American born, long time Canadian blues and roots artist Tim Williams began his career in the coffee houses of Southern California as a teenager, coming to the notice of Epic Records for whom he recorded his first LP in 1968 (Blues Full Circle, featuring Pee Wee Crayton and George “Harmonica” Smith in the backing band, and produced by Chris Strachwitz). After two years of touring behind the disc and doing studio work Tim moved north to Canada, where he discovered both a lively folk music community and a flourishing studio scene. Doubling on dobro, banjo, mandolin, and harmonica he was soon a busy session musician with a full schedule of coffee house and college concert dates. 

Having been inspired by the great country guitarists on shows like Town Hall Party (Merle Travis, Joe Maphis, and Larry Collins to name a few), the blues of Lightning Hopkins and T-Bone Walker, the Hawaiian music of folks like King Benny Navahi, and the Mexican music that was everywhere in Los Angeles at the time, Tim learned to slip easily from one style to another. Moving to Santa Barbara to put some distance between himself and the LA music scene, he gigged with country and folk musicians, mariachi ensembles and Hawaiian groups, thrown together for specific gigs…a roots music professional before the term was even coined. 

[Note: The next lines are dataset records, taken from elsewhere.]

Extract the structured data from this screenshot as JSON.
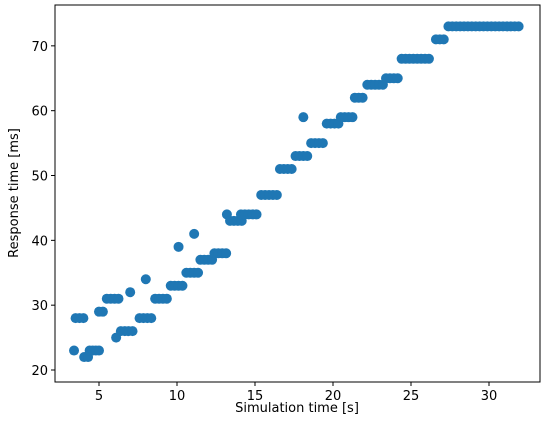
{
  "chart_data": {
    "type": "scatter",
    "x_label": "Simulation time [s]",
    "y_label": "Response time [ms]",
    "xlim": [
      2.18,
      33.27
    ],
    "ylim": [
      18.15,
      76.3
    ],
    "xticks": [
      5,
      10,
      15,
      20,
      25,
      30
    ],
    "yticks": [
      20,
      30,
      40,
      50,
      60,
      70
    ],
    "grid": false,
    "series": [
      {
        "color": "#1f77b4",
        "x": [
          3.4,
          3.5,
          3.75,
          4.0,
          4.05,
          4.3,
          4.4,
          4.6,
          4.8,
          5.0,
          5.0,
          5.25,
          5.5,
          5.75,
          6.0,
          6.25,
          6.1,
          6.4,
          6.65,
          6.9,
          7.15,
          7.0,
          7.6,
          7.85,
          8.1,
          8.35,
          8.0,
          8.6,
          8.85,
          9.1,
          9.35,
          9.6,
          9.85,
          10.1,
          10.35,
          10.1,
          10.6,
          10.85,
          11.1,
          11.35,
          11.1,
          11.5,
          11.75,
          12.0,
          12.25,
          12.4,
          12.65,
          12.9,
          13.15,
          13.2,
          13.4,
          13.65,
          13.9,
          14.15,
          14.1,
          14.35,
          14.6,
          14.85,
          15.1,
          15.4,
          15.65,
          15.9,
          16.15,
          16.4,
          16.6,
          16.85,
          17.1,
          17.35,
          17.6,
          17.85,
          18.1,
          18.35,
          18.1,
          18.6,
          18.85,
          19.1,
          19.35,
          19.6,
          19.85,
          20.1,
          20.35,
          20.5,
          20.75,
          21.0,
          21.25,
          21.4,
          21.65,
          21.9,
          22.2,
          22.45,
          22.7,
          22.95,
          23.2,
          23.4,
          23.65,
          23.9,
          24.15,
          24.4,
          24.65,
          24.9,
          25.15,
          25.4,
          25.65,
          25.9,
          26.15,
          26.6,
          26.85,
          27.1,
          27.4,
          27.65,
          27.9,
          28.15,
          28.4,
          28.65,
          28.9,
          29.15,
          29.4,
          29.65,
          29.9,
          30.15,
          30.4,
          30.65,
          30.9,
          31.15,
          31.4,
          31.65,
          31.9
        ],
        "values": [
          23,
          28,
          28,
          28,
          22,
          22,
          23,
          23,
          23,
          23,
          29,
          29,
          31,
          31,
          31,
          31,
          25,
          26,
          26,
          26,
          26,
          32,
          28,
          28,
          28,
          28,
          34,
          31,
          31,
          31,
          31,
          33,
          33,
          33,
          33,
          39,
          35,
          35,
          35,
          35,
          41,
          37,
          37,
          37,
          37,
          38,
          38,
          38,
          38,
          44,
          43,
          43,
          43,
          43,
          44,
          44,
          44,
          44,
          44,
          47,
          47,
          47,
          47,
          47,
          51,
          51,
          51,
          51,
          53,
          53,
          53,
          53,
          59,
          55,
          55,
          55,
          55,
          58,
          58,
          58,
          58,
          59,
          59,
          59,
          59,
          62,
          62,
          62,
          64,
          64,
          64,
          64,
          64,
          65,
          65,
          65,
          65,
          68,
          68,
          68,
          68,
          68,
          68,
          68,
          68,
          71,
          71,
          71,
          73,
          73,
          73,
          73,
          73,
          73,
          73,
          73,
          73,
          73,
          73,
          73,
          73,
          73,
          73,
          73,
          73,
          73,
          73
        ]
      }
    ]
  }
}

Tim’s arrival in Vancouver in 1970 coincided with the passage of the Canadian Content regulations of the day, and recording studios were being built everywhere to satisfy the need. Also the coffee house scene in Gastown was in full flower, leading to plentiful work opportunities.  Tim opened for folks like Taj Mahal, Albert Collins, Mose Allison,  Lightning Hopking, and comic Steve Martin, gaining a steadily increasing following. 

In 1974, after recording several country-folk singles for Vancouver labels, Tim left the city and the business for life as a horse wrangler and all-around ranch hand for several years, emerging long enough to record the LPs Writin’ This Song and It’s Enough To Be Remembered for the Dyna West label, and touring coast-to-coast in Canada. 

His return to full-time performing began with his appearance at the 1988 Edmonton Folk Festival, where he wowed every audience he played to, won praise from folks like Jimmy Dale Gilmore, and was re-united with old pal Tom Russell.  Since then it’s been a steady stream of tours, recordings, and interesting side projects. A producer/performer on four JUNO-nominated projects (Triple Threat, Little Miss Higgins, Ray Bonneville, and Williams, Wayne & Isaak) and perhaps forty others, plus over a dozen solo and side group cds, Tim remains an active session musician and occasional producer.